I am sad today. My Jacky-boy has a loose tooth. It's so funny how my perspective changes with each child. With my oldest, Jacey, I was thrilled with each new milestone. Always so excited to see what she would do next. It was so amazing to see her do new things that she couldn't do before and to brag to anyone who would listen about her new feat! Now she is just old enough that I look back at pictures with regret. Wishing I could have that moment back and that I hadn't rushed her quite so much. I hate that I so often wish that I could have done things differently.

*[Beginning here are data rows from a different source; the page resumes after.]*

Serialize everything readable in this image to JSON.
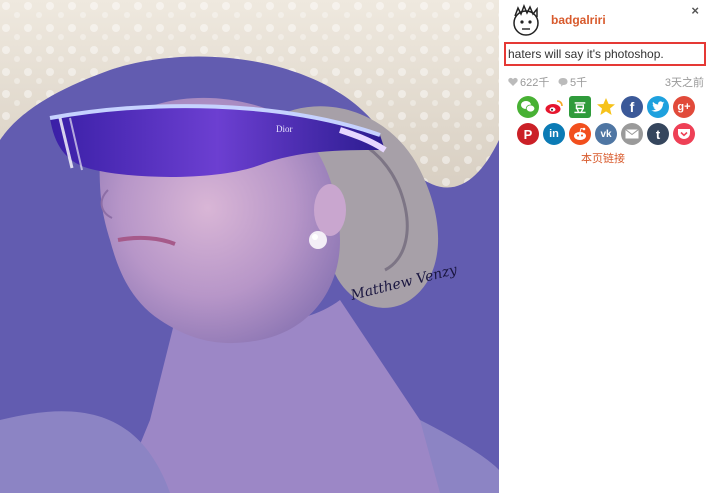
{
  "post": {
    "username": "badgalriri",
    "caption": "haters will say it's photoshop.",
    "close_label": "×",
    "likes": "622千",
    "comments": "5千",
    "time_ago": "3天之前",
    "permalink_label": "本页链接",
    "photo_watermark": "Matthew Venzy",
    "glasses_brand": "Dior"
  },
  "share": {
    "row1": [
      {
        "name": "wechat-share-icon",
        "color": "#48b134",
        "glyph": ""
      },
      {
        "name": "weibo-share-icon",
        "color": "#ffffff",
        "glyph": ""
      },
      {
        "name": "douban-share-icon",
        "color": "#2f9b3b",
        "glyph": "豆"
      },
      {
        "name": "qzone-share-icon",
        "color": "#ffffff",
        "glyph": ""
      },
      {
        "name": "facebook-share-icon",
        "color": "#3b5998",
        "glyph": "f"
      },
      {
        "name": "twitter-share-icon",
        "color": "#1ea1de",
        "glyph": ""
      },
      {
        "name": "googleplus-share-icon",
        "color": "#e14a3a",
        "glyph": "g+"
      }
    ],
    "row2": [
      {
        "name": "pinterest-share-icon",
        "color": "#cb2027",
        "glyph": "P"
      },
      {
        "name": "linkedin-share-icon",
        "color": "#0b7bb5",
        "glyph": "in"
      },
      {
        "name": "reddit-share-icon",
        "color": "#f24f1d",
        "glyph": ""
      },
      {
        "name": "vk-share-icon",
        "color": "#4f76a3",
        "glyph": "vk"
      },
      {
        "name": "email-share-icon",
        "color": "#9a9a9a",
        "glyph": ""
      },
      {
        "name": "tumblr-share-icon",
        "color": "#35465d",
        "glyph": "t"
      },
      {
        "name": "pocket-share-icon",
        "color": "#ee4056",
        "glyph": ""
      }
    ]
  }
}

With Jackson it was much different. First he is a completely different person than Jacey. He let me know right off the bat that he was going to be calling the shots and I had to gently mold him to avoid wrath! My regrets from my first-born helped me to just let him be and laugh, rather than stress out about the next milestone. So now instead of a loose tooth being exciting, it is heart breaking. I know that a season is ending and I will never have it back. The days are fast approaching when the baby fat will fade, his smile will change, his chubby hands and feet which I love so much will become bigger and stronger. God forbid the day will come when he doesn't want to hug and kiss me and I am no longer the prettiest woman in his life. Don't get me wrong I know I will celebrate all the great things that happen to him and the man he will become, but it will hurt when I am not the one he wants to marry anymore. :)
This blog really did not have much of a purpose...just a mother's mourning. Probably not rational, but painful nonetheless!